Затем наступила пауза, которую первым нарушил Филип, несколько визгливым голосом:
— А ты знаешь, что вчера я видел твоего дядюшку Джорджа? Наконец-то он вернулся в Айлворт.
— Да, Пиготт говорила мне, что он приехал. Он долго отсутствовал.
В компании своих воронов
— Когда ты виделась с ним в последний раз?
— Когда мне было лет тринадцать, кажется, накануне того, как он проиграл выборы и уехал.
— С тех пор он бывал здесь несколько раз. Странно, что ты его не видела.
— Я всегда недолюбливала его и старалась держаться от него подальше.
— Черт возьми, ты не можешь ненавидеть его больше, чем я, но я все равно с ним дружу, и ты должна делать то же самое. Послушай, Анжела, ты обещаешь хранить тайну?
— Да, отец, если вам так угодно.
— Ну, так слушай.

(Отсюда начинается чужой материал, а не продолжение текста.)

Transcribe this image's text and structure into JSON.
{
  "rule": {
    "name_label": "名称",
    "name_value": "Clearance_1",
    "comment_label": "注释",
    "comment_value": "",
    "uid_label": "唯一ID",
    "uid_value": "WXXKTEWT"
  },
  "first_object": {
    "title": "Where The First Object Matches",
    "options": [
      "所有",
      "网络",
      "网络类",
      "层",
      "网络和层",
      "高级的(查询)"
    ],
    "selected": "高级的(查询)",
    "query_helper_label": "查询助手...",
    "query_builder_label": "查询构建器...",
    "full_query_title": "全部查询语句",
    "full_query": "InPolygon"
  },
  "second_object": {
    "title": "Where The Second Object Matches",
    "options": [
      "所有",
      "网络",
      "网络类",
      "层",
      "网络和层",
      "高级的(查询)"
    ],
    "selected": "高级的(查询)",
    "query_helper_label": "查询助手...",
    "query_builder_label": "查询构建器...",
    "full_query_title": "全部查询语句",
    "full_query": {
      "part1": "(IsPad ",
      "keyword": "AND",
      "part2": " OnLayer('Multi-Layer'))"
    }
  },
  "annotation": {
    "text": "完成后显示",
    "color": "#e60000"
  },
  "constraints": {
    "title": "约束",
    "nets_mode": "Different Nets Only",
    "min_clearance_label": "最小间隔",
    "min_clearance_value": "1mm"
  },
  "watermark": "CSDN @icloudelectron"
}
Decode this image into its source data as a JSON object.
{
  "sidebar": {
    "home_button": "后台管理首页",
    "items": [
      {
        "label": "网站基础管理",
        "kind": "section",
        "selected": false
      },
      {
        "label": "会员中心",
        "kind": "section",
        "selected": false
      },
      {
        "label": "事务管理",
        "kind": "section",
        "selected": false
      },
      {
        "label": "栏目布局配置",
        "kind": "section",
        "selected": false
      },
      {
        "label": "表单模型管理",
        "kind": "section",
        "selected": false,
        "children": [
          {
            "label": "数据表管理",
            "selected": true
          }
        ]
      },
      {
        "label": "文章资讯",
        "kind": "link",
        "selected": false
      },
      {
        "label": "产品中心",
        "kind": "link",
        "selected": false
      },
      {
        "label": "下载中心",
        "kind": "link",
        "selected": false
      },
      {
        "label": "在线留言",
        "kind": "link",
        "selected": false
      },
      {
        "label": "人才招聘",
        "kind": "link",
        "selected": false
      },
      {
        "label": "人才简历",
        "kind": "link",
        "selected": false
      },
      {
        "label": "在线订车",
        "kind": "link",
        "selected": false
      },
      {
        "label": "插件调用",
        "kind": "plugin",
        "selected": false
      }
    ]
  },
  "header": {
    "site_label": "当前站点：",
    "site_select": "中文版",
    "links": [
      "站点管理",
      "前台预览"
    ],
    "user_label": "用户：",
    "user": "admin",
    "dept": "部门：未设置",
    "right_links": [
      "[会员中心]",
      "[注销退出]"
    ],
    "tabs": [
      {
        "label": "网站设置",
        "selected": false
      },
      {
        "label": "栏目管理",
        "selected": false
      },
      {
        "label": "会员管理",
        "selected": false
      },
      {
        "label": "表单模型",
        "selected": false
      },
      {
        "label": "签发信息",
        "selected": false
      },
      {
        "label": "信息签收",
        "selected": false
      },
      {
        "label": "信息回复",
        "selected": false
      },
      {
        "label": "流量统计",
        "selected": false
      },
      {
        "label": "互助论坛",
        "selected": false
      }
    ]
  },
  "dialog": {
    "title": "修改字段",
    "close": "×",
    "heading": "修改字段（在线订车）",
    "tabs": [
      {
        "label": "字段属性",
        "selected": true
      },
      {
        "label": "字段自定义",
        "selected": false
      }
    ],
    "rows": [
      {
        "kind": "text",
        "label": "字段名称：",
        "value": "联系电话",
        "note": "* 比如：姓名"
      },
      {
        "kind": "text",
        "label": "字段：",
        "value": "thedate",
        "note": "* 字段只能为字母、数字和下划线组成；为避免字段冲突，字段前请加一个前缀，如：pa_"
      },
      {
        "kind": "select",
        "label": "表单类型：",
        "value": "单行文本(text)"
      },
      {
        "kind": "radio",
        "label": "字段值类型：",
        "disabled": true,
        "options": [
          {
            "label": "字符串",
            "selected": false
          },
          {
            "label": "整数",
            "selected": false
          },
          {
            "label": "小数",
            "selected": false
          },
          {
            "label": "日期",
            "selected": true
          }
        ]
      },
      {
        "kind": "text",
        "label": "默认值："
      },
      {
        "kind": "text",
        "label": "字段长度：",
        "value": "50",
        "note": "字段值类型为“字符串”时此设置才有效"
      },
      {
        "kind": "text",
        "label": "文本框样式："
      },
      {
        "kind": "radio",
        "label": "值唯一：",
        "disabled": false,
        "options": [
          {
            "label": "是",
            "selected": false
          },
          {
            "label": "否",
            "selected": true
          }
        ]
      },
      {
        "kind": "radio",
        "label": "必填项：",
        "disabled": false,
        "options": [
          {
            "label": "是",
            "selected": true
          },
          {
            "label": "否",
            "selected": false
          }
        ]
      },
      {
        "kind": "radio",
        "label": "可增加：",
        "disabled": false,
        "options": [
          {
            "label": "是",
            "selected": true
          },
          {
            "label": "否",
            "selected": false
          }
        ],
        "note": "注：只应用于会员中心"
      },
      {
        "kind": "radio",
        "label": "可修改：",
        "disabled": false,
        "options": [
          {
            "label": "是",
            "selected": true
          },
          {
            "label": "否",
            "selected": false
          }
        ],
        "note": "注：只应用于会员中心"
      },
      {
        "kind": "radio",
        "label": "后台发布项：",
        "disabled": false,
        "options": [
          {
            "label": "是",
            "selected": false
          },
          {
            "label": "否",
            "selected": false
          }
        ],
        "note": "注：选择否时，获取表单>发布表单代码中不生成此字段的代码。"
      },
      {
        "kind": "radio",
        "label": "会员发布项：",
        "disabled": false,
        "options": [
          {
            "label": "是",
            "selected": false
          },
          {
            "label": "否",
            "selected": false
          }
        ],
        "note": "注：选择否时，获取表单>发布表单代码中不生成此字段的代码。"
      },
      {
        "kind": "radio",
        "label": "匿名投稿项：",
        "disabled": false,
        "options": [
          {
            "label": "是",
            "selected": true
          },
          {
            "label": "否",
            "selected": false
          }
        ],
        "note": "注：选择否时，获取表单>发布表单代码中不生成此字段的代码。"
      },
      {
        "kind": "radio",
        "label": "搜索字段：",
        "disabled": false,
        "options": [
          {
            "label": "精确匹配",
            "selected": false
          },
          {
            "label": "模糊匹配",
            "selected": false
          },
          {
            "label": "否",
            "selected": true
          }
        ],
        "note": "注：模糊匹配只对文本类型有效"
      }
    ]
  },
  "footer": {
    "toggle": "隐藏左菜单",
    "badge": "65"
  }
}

Я ведь считаюсь бедным человеком, не так ли? И это отчасти совершенно верно, — поспешно добавил он, — в отношении домашних расходов я беден, но на самом деле (тут он понизил голос и подозрительно огляделся) … на самом деле я стою сейчас почти сто пятьдесят тысяч фунтов наличными!
— Это шесть тысяч фунтов в год под четыре процента, — без малейшего колебания заметила Анжела. — Что ж, в таком случае, я полагаю, вы могли бы поменять дымоход в старой оранжерее и давать шиллинг в неделю матери миссис Джейкс.
— Будь проклята мать миссис Джейкс! Никто, кроме женщины, не стал бы перебивать человека подобными глупостями. Слушай меня! Ты, должно быть, слышала, как я был лишен наследства из-за моего брака с твоей матерью, а поместья в Айлворте перешли к твоему дядюшке Джорджу, и как ему с утонченной изобретательностью было запрещено завещать их мне или моим детям. Но заметь, ему не возбраняется продавать их мне; старику, конечно, и в голову не приходило, что у меня найдутся деньги, чтобы купить их; но, видишь ли, у меня их почти достаточно!
— Откуда же у вас столько денег?
— Ха! Сначала я взял золотое блюдо, которое купил мой дед, и продал его. У меня не было на это права, но я не мог позволить себе, чтобы такой большой капитал лежал без дела. Оно стоило почти пять тысяч фунтов. С этой суммой я успешно спекулировал. Через два года у меня было уже восемнадцать тысяч. Восемнадцать тысяч я заплатил за четвертую долю в угольной шахте, когда денег было мало, а уголь дешев. Потом уголь подорожал, весьма сильно, и через пять лет я продал свою долю совладельцам за восемьдесят две тысячи, вдобавок к двадцати одной тысяче, полученной в виде процентов. С тех пор я не строил никаких спекуляций, опасаясь, что удача покинет меня. Я просто позволил деньгам скопиться на закладных и других инвестициях и выжидал, потому что поклялся вернуть эти поместья до своей смерти. Вот ради этого-то я и трудился, и думал, и мучился, и был презираем всей округой в течение двадцати лет; но теперь я думаю, что время мое пришло — и ты мне поможешь!